A Conversational Future. Making technology adapt to us.
The first ‘Conversations’ between humans and technology started in the early 60’s with ‘Eliza’, a simple computer therapist chat application. It was an experiment in making natural language available to a computer. It worked by mainly answering a simple set of questions with questions. ‘How are you?' -- ‘That sounds great!’ -- ‘What are you doing later?’.
While ELIZA was capable of engaging in discourse, ELIZA could not converse with true understanding.
It’s always been conversation though; interfaces are by definition a communication or conversation between humans and technology. A keyboard provides a communication between an input and instruction to a word processing application, a mouse or stylus provides a constant conversation between a users movements and an intended instruction to a software.
In order to understand how to evolve human-machine interactions, its important to understand how human-human conversations work in IRL.
We attended a session this year at #SXSW where Google's Laura Granka explained the challenges they faced in natural language google search : "How do you ask for what you want’.
According to Granka, conversations generally have 3 phases that loop over and over again:
If you were to meet a stranger and start a conversation, it would go something like this:
- First a little back and forth to find context
- After context, meaning arises
- The conversation adapts and improves
This loops over and over adapting, branching and improving the conversation….

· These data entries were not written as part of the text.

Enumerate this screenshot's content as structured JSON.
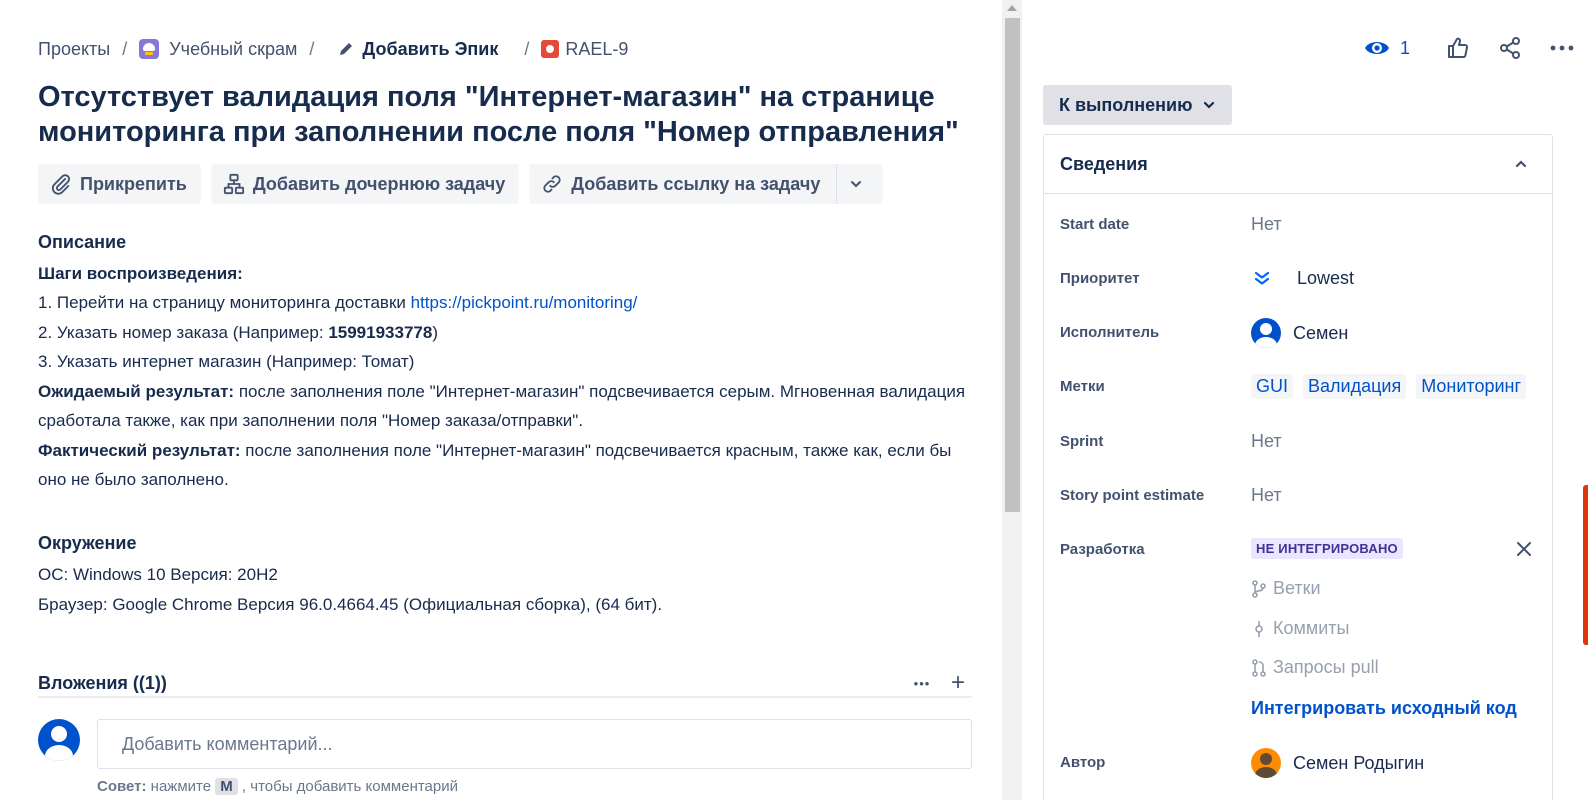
{
  "breadcrumb": {
    "projects": "Проекты",
    "project": "Учебный скрам",
    "add_epic": "Добавить Эпик",
    "issue_key": "RAEL-9",
    "separator": "/"
  },
  "issue": {
    "title": "Отсутствует валидация поля \"Интернет-магазин\" на странице мониторинга при заполнении после поля \"Номер отправления\""
  },
  "actions": {
    "attach": "Прикрепить",
    "add_child": "Добавить дочернюю задачу",
    "add_link": "Добавить ссылку на задачу"
  },
  "description": {
    "heading": "Описание",
    "steps_heading": "Шаги воспроизведения:",
    "step1_text": "1. Перейти на страницу мониторинга доставки ",
    "step1_link": "https://pickpoint.ru/monitoring/",
    "step2_text": "2. Указать номер заказа (Например:  ",
    "step2_number": "15991933778",
    "step2_close": ")",
    "step3_text": "3. Указать интернет магазин (Например: Томат)",
    "expected_label": "Ожидаемый результат:",
    "expected_text": " после заполнения поле \"Интернет-магазин\" подсвечивается серым. Мгновенная валидация сработала также, как при заполнении поля \"Номер заказа/отправки\".",
    "actual_label": "Фактический результат:",
    "actual_text": " после заполнения поле \"Интернет-магазин\" подсвечивается красным, также как, если бы оно не было заполнено."
  },
  "environment": {
    "heading": "Окружение",
    "os": "ОС: Windows 10 Версия: 20H2",
    "browser": "Браузер: Google Chrome Версия 96.0.4664.45 (Официальная сборка), (64 бит)."
  },
  "attachments": {
    "title": "Вложения ((1))",
    "more": "•••",
    "add": "+"
  },
  "comment": {
    "placeholder": "Добавить комментарий...",
    "tip_label": "Совет:",
    "tip_pre": " нажмите ",
    "tip_key": "M",
    "tip_post": " , чтобы добавить комментарий"
  },
  "top_actions": {
    "watch_count": "1"
  },
  "status": {
    "label": "К выполнению"
  },
  "details": {
    "title": "Сведения",
    "start_date_label": "Start date",
    "start_date_value": "Нет",
    "priority_label": "Приоритет",
    "priority_value": "Lowest",
    "assignee_label": "Исполнитель",
    "assignee_value": "Семен",
    "labels_label": "Метки",
    "labels": [
      "GUI",
      "Валидация",
      "Мониторинг"
    ],
    "sprint_label": "Sprint",
    "sprint_value": "Нет",
    "story_points_label": "Story point estimate",
    "story_points_value": "Нет",
    "development_label": "Разработка",
    "development_badge": "НЕ ИНТЕГРИРОВАНО",
    "branches": "Ветки",
    "commits": "Коммиты",
    "pull_requests": "Запросы pull",
    "integrate": "Интегрировать исходный код",
    "reporter_label": "Автор",
    "reporter_value": "Семен Родыгин"
  },
  "colors": {
    "link": "#0052cc",
    "text": "#172b4d",
    "muted": "#6b778c",
    "badge_bg": "#eae6ff",
    "badge_text": "#403294",
    "issue_icon": "#e5493a",
    "project_icon": "#8777d9"
  }
}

In the early years of computing, users had to ‘know how to ask’ a machine via command-line, this was a very specialist knowledge that limited the conversation and access to a handful of individuals.
Next came the GUI allowing visual representations of actions to be easily executed, dragging a file into trash-can deleted the file, textual menus allowed deeper navigation and access to other areas and functions.

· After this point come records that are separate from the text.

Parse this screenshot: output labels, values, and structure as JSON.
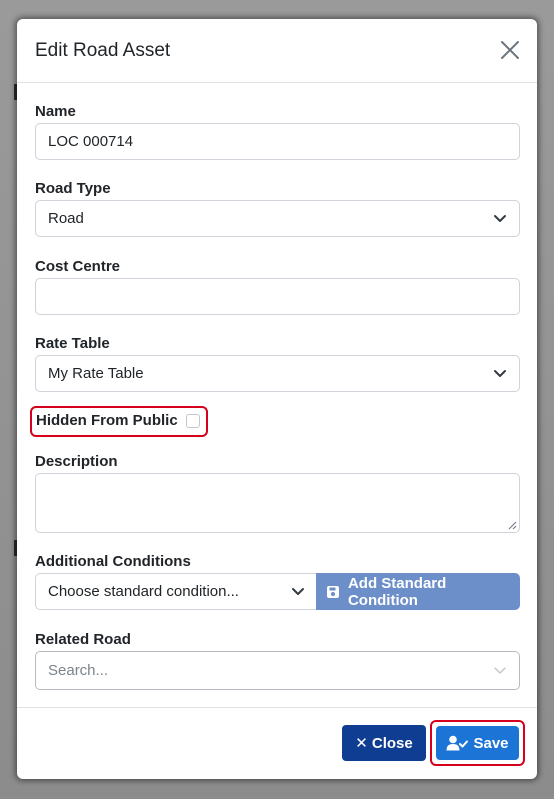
{
  "modal": {
    "title": "Edit Road Asset"
  },
  "fields": {
    "name": {
      "label": "Name",
      "value": "LOC 000714"
    },
    "road_type": {
      "label": "Road Type",
      "value": "Road"
    },
    "cost_centre": {
      "label": "Cost Centre",
      "value": ""
    },
    "rate_table": {
      "label": "Rate Table",
      "value": "My Rate Table"
    },
    "hidden_from_public": {
      "label": "Hidden From Public",
      "checked": false
    },
    "description": {
      "label": "Description",
      "value": ""
    },
    "additional_conditions": {
      "label": "Additional Conditions",
      "select_value": "Choose standard condition...",
      "add_button": "Add Standard Condition"
    },
    "related_road": {
      "label": "Related Road",
      "placeholder": "Search..."
    }
  },
  "footer": {
    "close_label": "Close",
    "save_label": "Save"
  },
  "colors": {
    "primary": "#1b74d6",
    "dark_primary": "#0f3d91",
    "muted_button": "#6c8fc9",
    "highlight": "#d6001c"
  },
  "icons": [
    "close-icon",
    "chevron-down-icon",
    "floppy-disk-icon",
    "times-icon",
    "user-check-icon"
  ]
}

Move on 2018 and these conversations and interactions between humans and technology are becoming more ambient. By adding data (context) and input (sensory), our conversations now have deeper context as a result.
Furthermore the landscape is changing as smart devices (inputs) add meaning and context to conversations using location, touch, voice, motion, facial tracking and even mood in some cases.
The convergence of these technologies provides quicker access to answering the question users are trying to ask, and as as a result, we are slowly enabling machines to adapt to us.
Google's head of design, Google search and Assistant - Hector Ouilhet - gave us the example of trying to draw a dinosaur for his daughter on a tablet. An AI engine prompted him to serve a better drawing of what he was trying to draw to improve the quality of his conversation. While he was drawing, the AI engine was scanning through thousands of images in the background to understand 'what he was drawing' and how it could help 'improve the conversation'. Eventually, Hector was presented with a much better drawing of the same dinosaur, re-drawn in his own hand to allow him to continue his conversation with his daughter with an improved sketch to better illustrate his point.
The example above may sound a little 'big brother', with AI always listening-in on conversations through microphones, recording tactile interactions using trackpads and touch-screens and constantly pulling in context from search and social channels, but these 'silent technologies' already provide better experiences in most human-computer interactions. Just think of how Google search and maps serve content relevant to your location and search history, Facebook serves content relevant to your behaviour, opinions and demographic. You've probably already given your consent to Google, Apple and Facebook to mine and serve.
Hector continued to explain some of the UI choices they made to the Google homepage over the years. Initially, much like the first exchanges of a conversation, they added 'topics' to the top of the homepage to try to organise search into categories to help users 'ask for what they wanted' more easily. It became apparent over time that in a natural conversation or search you wouldn't limit search to predefined topics like video, sport, blogging, images etc; but rather 'just ask'. They realised that by taking context and history into account they were able to remove topics and channels completely and allow the machine to do the heavy lifting instead of the human.
At the heart of all of this lies the key takeout: 'user journeys guide experience'. Yup, that's H-E-A-R-T: Happiness, Engagement, Adoption, Retention & Task success.
As technology is improved to better track and read our needs (based on how we journey through in the cyber realm) the human-computer conversation deepens.
- Technology advances based on feedback from the human experience of their user journey.
- The key takeout here is user centered design requires the technology to adapt to the user and not the other way around.
- User interfaces more and more require the flexibility to adapt to individuals and evolve and change in real-time.